Inside the tanks, most of the prisoners gazed impassively at the bare walls, muttered sullenly among themselves, glanced longingly at a TV set that had been turned off when the visitors arrived. Some played cards, others read Confidential or lay down on their cots and covered their heads.

Every Sunday afternoon for the past 36 years, a small army of evangelists representing some 13 church groups has descended on the King County jail, intent on saving the souls of its captive audience. The evangelists never bothered to ask the prisoners whether they wanted the services, and many inmates openly grumbled about them. "Here come the Jesus Jazzers," became a weekly chant.

Last summer a prisoner got a lawyer to file a suit charging that 1) the constitutional right of the 359 inmates to religious freedom was being denied, and 2) a prison rule was being broken by permitting religious services to be held outside the chapel. Last week the case came up in Seattle's Superior Court. A parade of prisoners testified that the evangelists competed loudly with each other, asked for contributions, insisted that inmates could be saved only by kneeling by the bars while an evangelist put his hands on their heads. "If you tried to talk," said a prisoner, "they'd just play the music louder and shake their fists."

The evangelists produced former prisoners who testified that the services had helped them. Robert Garling, a stocky teamster-pastor (who had been in jail three times in the late 19305, for burglary), told the court how he had been won over, despite his early hostility. Charles Henderson, a maintenance worker, was also affected by the services: "One night I seen a vision . . . right on the bulkhead there in the jail." As for denying prisoners their rights, said counsel for the evangelists: "They can put their coats over their heads if they don't want to listen."

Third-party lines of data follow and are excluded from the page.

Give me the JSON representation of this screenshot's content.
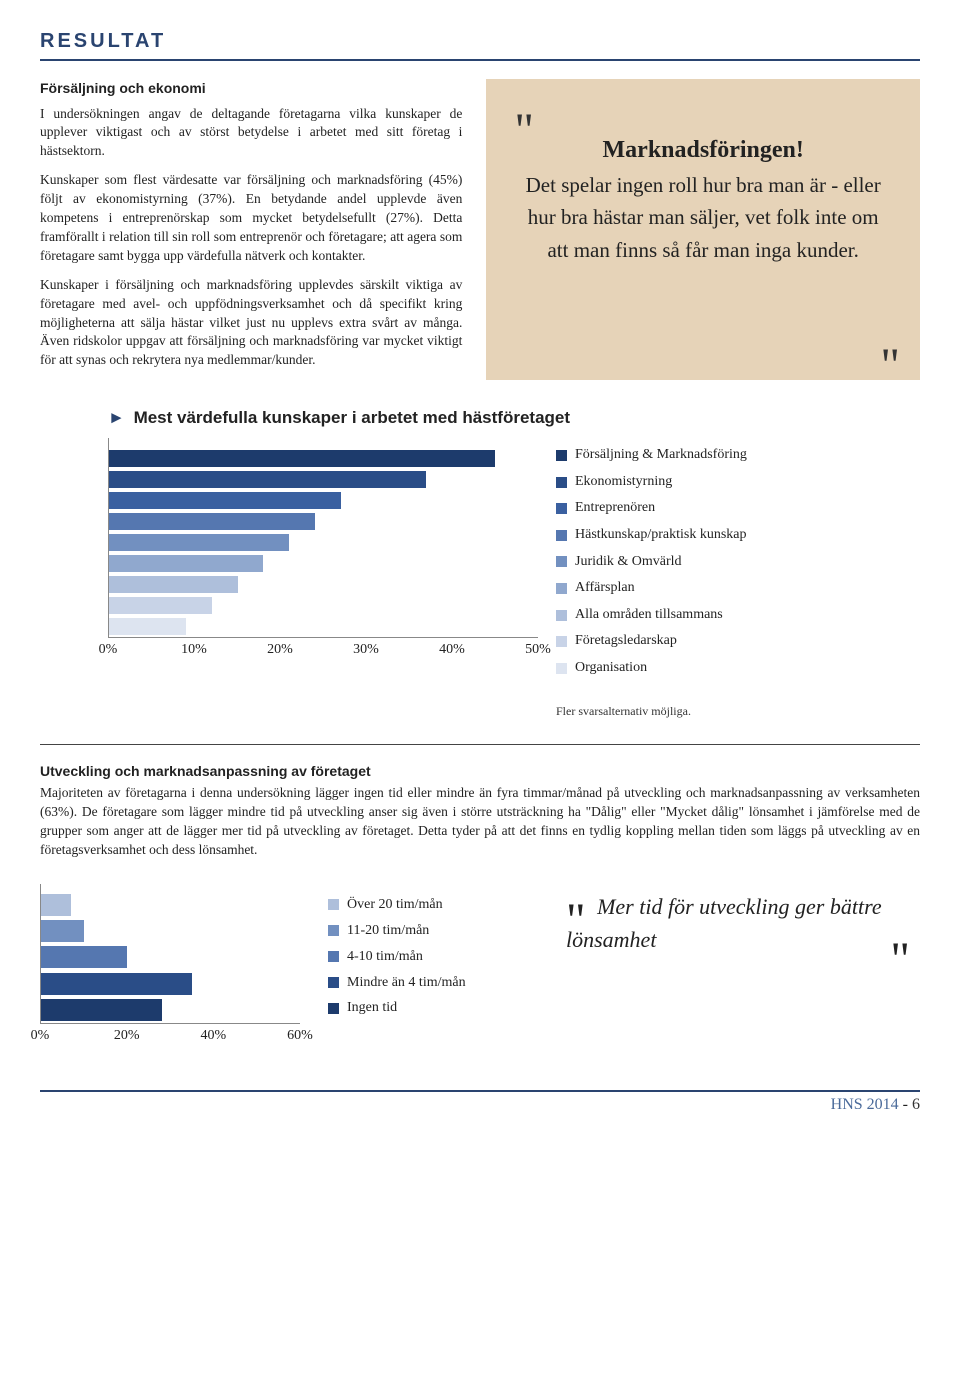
{
  "header": {
    "title": "RESULTAT"
  },
  "section1": {
    "heading": "Försäljning och ekonomi",
    "p1": "I undersökningen angav de deltagande företagarna vilka kunskaper de upplever viktigast och av störst betydelse i arbetet med sitt företag i hästsektorn.",
    "p2": "Kunskaper som flest värdesatte var försäljning och marknadsföring (45%) följt av ekonomistyrning (37%). En betydande andel upplevde även kompetens i entreprenörskap som mycket betydelsefullt (27%). Detta framförallt i relation till sin roll som entreprenör och företagare; att agera som företagare samt bygga upp värdefulla nätverk och kontakter.",
    "p3": "Kunskaper i försäljning och marknadsföring upplevdes särskilt viktiga av företagare med avel- och uppfödningsverksamhet och då specifikt kring möjligheterna att sälja hästar vilket just nu upplevs extra svårt av många. Även ridskolor uppgav att försäljning och marknadsföring var mycket viktigt för att synas och rekrytera nya medlemmar/kunder."
  },
  "quote1": {
    "title": "Marknadsföringen!",
    "body": "Det spelar ingen roll hur bra man är - eller hur bra hästar man säljer, vet folk inte om att man finns så får man inga kunder.",
    "bg_color": "#e6d3b8"
  },
  "chart1": {
    "heading": "Mest värdefulla kunskaper i arbetet med hästföretaget",
    "type": "horizontal-bar",
    "xmax": 50,
    "xticks": [
      "0%",
      "10%",
      "20%",
      "30%",
      "40%",
      "50%"
    ],
    "axis_color": "#888888",
    "series": [
      {
        "label": "Försäljning & Marknadsföring",
        "value": 45,
        "color": "#1d3b6c"
      },
      {
        "label": "Ekonomistyrning",
        "value": 37,
        "color": "#2a4d87"
      },
      {
        "label": "Entreprenören",
        "value": 27,
        "color": "#3a60a0"
      },
      {
        "label": "Hästkunskap/praktisk kunskap",
        "value": 24,
        "color": "#5577b0"
      },
      {
        "label": "Juridik & Omvärld",
        "value": 21,
        "color": "#7290c0"
      },
      {
        "label": "Affärsplan",
        "value": 18,
        "color": "#90a8ce"
      },
      {
        "label": "Alla områden tillsammans",
        "value": 15,
        "color": "#aebfdb"
      },
      {
        "label": "Företagsledarskap",
        "value": 12,
        "color": "#c8d3e7"
      },
      {
        "label": "Organisation",
        "value": 9,
        "color": "#dde4f0"
      }
    ],
    "note": "Fler svarsalternativ möjliga."
  },
  "section2": {
    "heading": "Utveckling och marknadsanpassning av företaget",
    "p1": "Majoriteten av företagarna i denna undersökning lägger ingen tid eller mindre än fyra timmar/månad på utveckling och marknadsanpassning av verksamheten (63%). De företagare som lägger mindre tid på utveckling anser sig även i större utsträckning ha \"Dålig\" eller \"Mycket dålig\" lönsamhet i jämförelse med de grupper som anger att de lägger mer tid på utveckling av företaget. Detta tyder på att det finns en tydlig koppling mellan tiden som läggs på utveckling av en företagsverksamhet och dess lönsamhet."
  },
  "chart2": {
    "type": "horizontal-bar",
    "xmax": 60,
    "xticks": [
      "0%",
      "20%",
      "40%",
      "60%"
    ],
    "axis_color": "#888888",
    "series": [
      {
        "label": "Över 20 tim/mån",
        "value": 7,
        "color": "#aebfdb"
      },
      {
        "label": "11-20 tim/mån",
        "value": 10,
        "color": "#7290c0"
      },
      {
        "label": "4-10 tim/mån",
        "value": 20,
        "color": "#5577b0"
      },
      {
        "label": "Mindre än 4 tim/mån",
        "value": 35,
        "color": "#2a4d87"
      },
      {
        "label": "Ingen tid",
        "value": 28,
        "color": "#1d3b6c"
      }
    ]
  },
  "quote2": {
    "text": "Mer tid för utveckling ger bättre lönsamhet"
  },
  "footer": {
    "source": "HNS 2014",
    "page": "6",
    "border_color": "#2a4470"
  }
}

Superior Court Judge Howard M. Findley sidestepped the constitutional issue, refused to terminate the services. But before the evangelists could get out a hallelujah, he also refused their request to abrogate the prison rule prohibiting services outside the chapel, turned the whole matter over to Sheriff Tim Mc-Cullough. The sheriff decided that services henceforth will be held in the chapel where the evangelists can reach only prisoners who want to hear them. "It's a dirty shame," said one evangelist. "Why, we've been the bulwark against Communism in that jail for many years."